The resolution, a critical step in Congress’s budget and tax process, proposes $4.5tn in tax cuts, about $2tn in spending cuts and hundreds of billions of dollars more for the military and border security over a decade.

“Today, House Republicans moved Congress closer to delivering on President Trump’s full America First agenda — not just parts of it,” House Republican leadership said in a statement.

Since Republicans hold a razor-thin majority in the House, even a small number of dissenting votes from within the party could have prevented passage of the bill. Three House Republicans — Tim Burchett, Victoria Spartz and Warren Davidson — had indicated they would vote against it, but all fell in line behind the Speaker. Thomas Massie was the only Republican to vote against it.

Budgets are nonbinding resolutions that outline fiscal goals. They signal to congressional committees how much to increase or reduce spending but do not lay out specific programmes that should be targeted.

After the House and Senate each pass the budget, Republicans in Congress can start a process known as “reconciliation” and ultimately pass without Democratic support legislation extending tax cuts enacted during Trump’s first term in 2017.

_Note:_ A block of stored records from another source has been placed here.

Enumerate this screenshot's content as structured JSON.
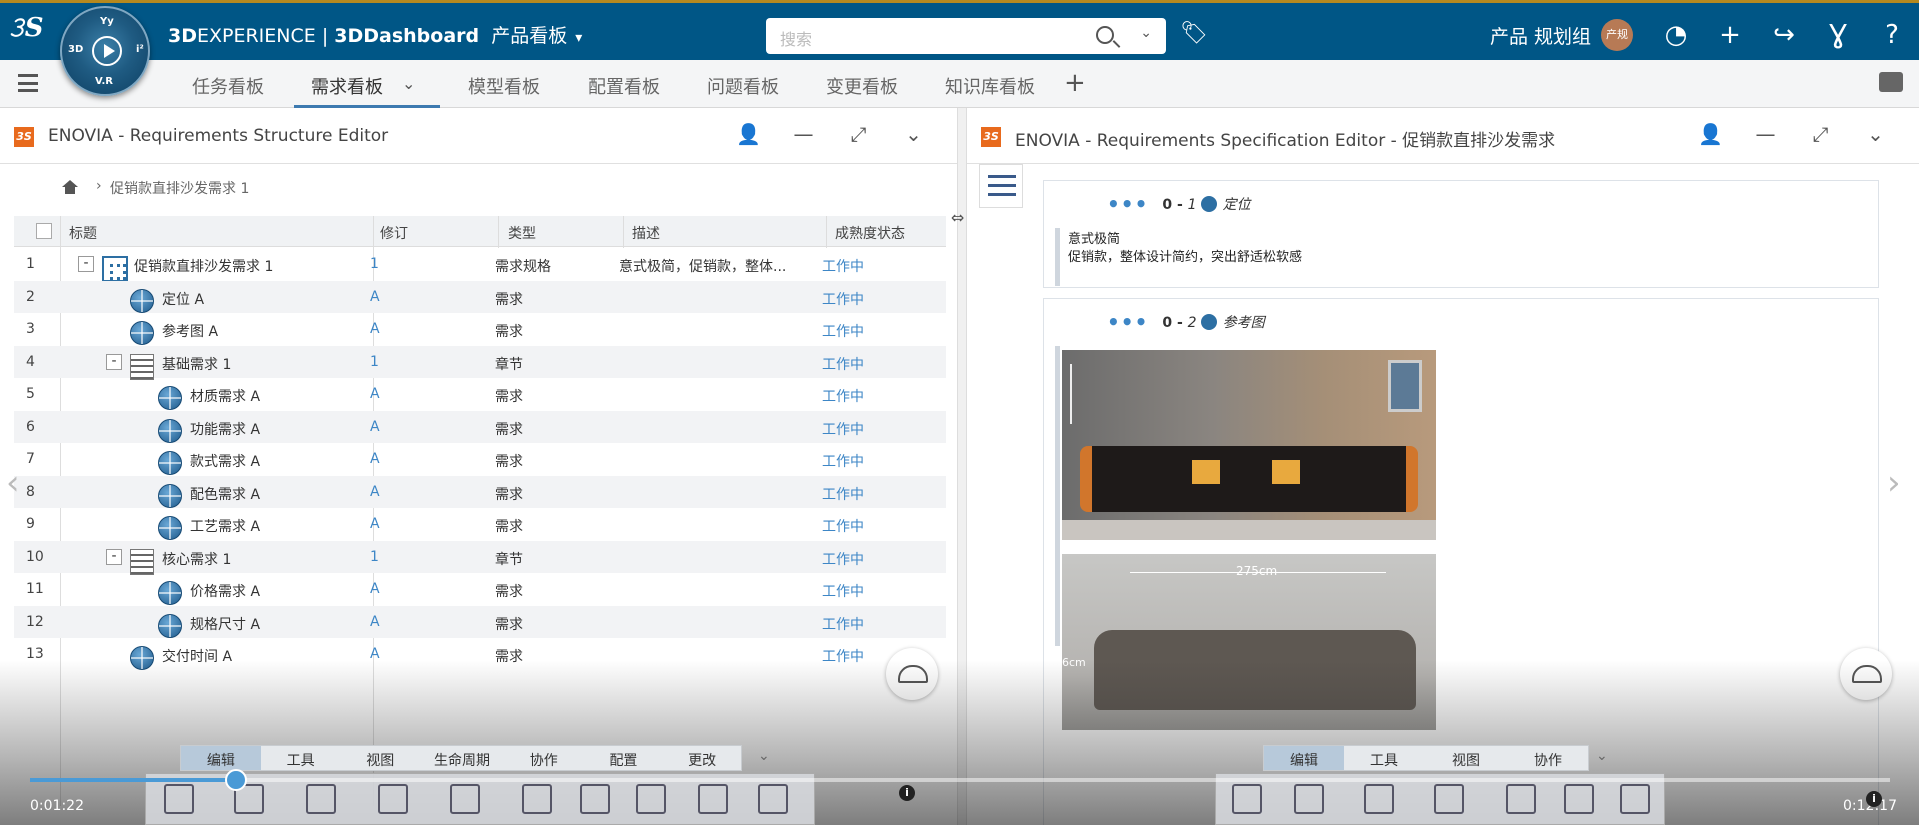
{
  "topbar": {
    "brand_bold": "3D",
    "brand_rest": "EXPERIENCE | ",
    "app_bold": "3DDashboard",
    "dashboard_name": "产品看板",
    "compass_version": "V.R",
    "search_placeholder": "搜索",
    "user_label": "产品 规划组",
    "avatar_text": "产规",
    "brand_color": "#005686"
  },
  "tabs": [
    {
      "label": "任务看板"
    },
    {
      "label": "需求看板",
      "active": true
    },
    {
      "label": "模型看板"
    },
    {
      "label": "配置看板"
    },
    {
      "label": "问题看板"
    },
    {
      "label": "变更看板"
    },
    {
      "label": "知识库看板"
    }
  ],
  "left_panel": {
    "logo": "3S",
    "title": "ENOVIA - Requirements Structure Editor",
    "breadcrumb": "促销款直排沙发需求 1",
    "columns": [
      "标题",
      "修订",
      "类型",
      "描述",
      "成熟度状态"
    ],
    "rows": [
      {
        "n": "1",
        "title": "促销款直排沙发需求 1",
        "rev": "1",
        "type": "需求规格",
        "desc": "意式极简，促销款，整体...",
        "maturity": "工作中"
      },
      {
        "n": "2",
        "title": "定位 A",
        "rev": "A",
        "type": "需求",
        "desc": "",
        "maturity": "工作中"
      },
      {
        "n": "3",
        "title": "参考图 A",
        "rev": "A",
        "type": "需求",
        "desc": "",
        "maturity": "工作中"
      },
      {
        "n": "4",
        "title": "基础需求 1",
        "rev": "1",
        "type": "章节",
        "desc": "",
        "maturity": "工作中"
      },
      {
        "n": "5",
        "title": "材质需求 A",
        "rev": "A",
        "type": "需求",
        "desc": "",
        "maturity": "工作中"
      },
      {
        "n": "6",
        "title": "功能需求 A",
        "rev": "A",
        "type": "需求",
        "desc": "",
        "maturity": "工作中"
      },
      {
        "n": "7",
        "title": "款式需求 A",
        "rev": "A",
        "type": "需求",
        "desc": "",
        "maturity": "工作中"
      },
      {
        "n": "8",
        "title": "配色需求 A",
        "rev": "A",
        "type": "需求",
        "desc": "",
        "maturity": "工作中"
      },
      {
        "n": "9",
        "title": "工艺需求 A",
        "rev": "A",
        "type": "需求",
        "desc": "",
        "maturity": "工作中"
      },
      {
        "n": "10",
        "title": "核心需求 1",
        "rev": "1",
        "type": "章节",
        "desc": "",
        "maturity": "工作中"
      },
      {
        "n": "11",
        "title": "价格需求 A",
        "rev": "A",
        "type": "需求",
        "desc": "",
        "maturity": "工作中"
      },
      {
        "n": "12",
        "title": "规格尺寸 A",
        "rev": "A",
        "type": "需求",
        "desc": "",
        "maturity": "工作中"
      },
      {
        "n": "13",
        "title": "交付时间 A",
        "rev": "A",
        "type": "需求",
        "desc": "",
        "maturity": "工作中"
      }
    ],
    "action_tabs": [
      "编辑",
      "工具",
      "视图",
      "生命周期",
      "协作",
      "配置",
      "更改"
    ]
  },
  "right_panel": {
    "logo": "3S",
    "title": "ENOVIA - Requirements Specification Editor - 促销款直排沙发需求",
    "sections": [
      {
        "prefix": "0 - ",
        "num": "1",
        "name": "定位",
        "body_line1": "意式极简",
        "body_line2": "促销款，整体设计简约，突出舒适松软感"
      },
      {
        "prefix": "0 - ",
        "num": "2",
        "name": "参考图"
      }
    ],
    "image_dimension_label": "275cm",
    "image_side_label": "6cm",
    "action_tabs": [
      "编辑",
      "工具",
      "视图",
      "协作"
    ]
  },
  "player": {
    "elapsed": "0:01:22",
    "total": "0:12:17",
    "progress_fraction": 0.111
  }
}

The bill instructs the House Energy and Commerce committee to slash $880bn in spending, a move widely seen as targeting the Medicaid health insurance programme for low-income Americans. Similarly, a call for the Agriculture committee to reduce spending by $230bn is aimed at a food aid scheme called the Supplemental Nutrition Assistance Program.

According to the non-partisan Committee for a Responsible Federal Budget, the instructions in the budget resolution that passed on Tuesday evening would add at least $2.8tn to the deficit by 2034.

The House budget also would raise the debt ceiling by $4tn, something that would temporarily remove the threat of a self-inflicted debt default.

Johnson faced resistance from Republicans concerned about the potential impact on Medicaid, as well as those who felt the bill should go even further in reining in spending.

Before the vote, Republican Kentucky representative Massie posted on X: “If the Republican budget passes, the deficit gets worse, not better.”

The party’s leaders have defended the cuts, insisting they will stimulate economic growth and, along with other Trump measures such as tariffs, limit increases to the deficit. Independent analysts dispute the extent to which economic gains will offset the deficit increases.

The bill’s passage comes as congressional leaders are separately battling to pass legislation to avoid a government shutdown on March 14.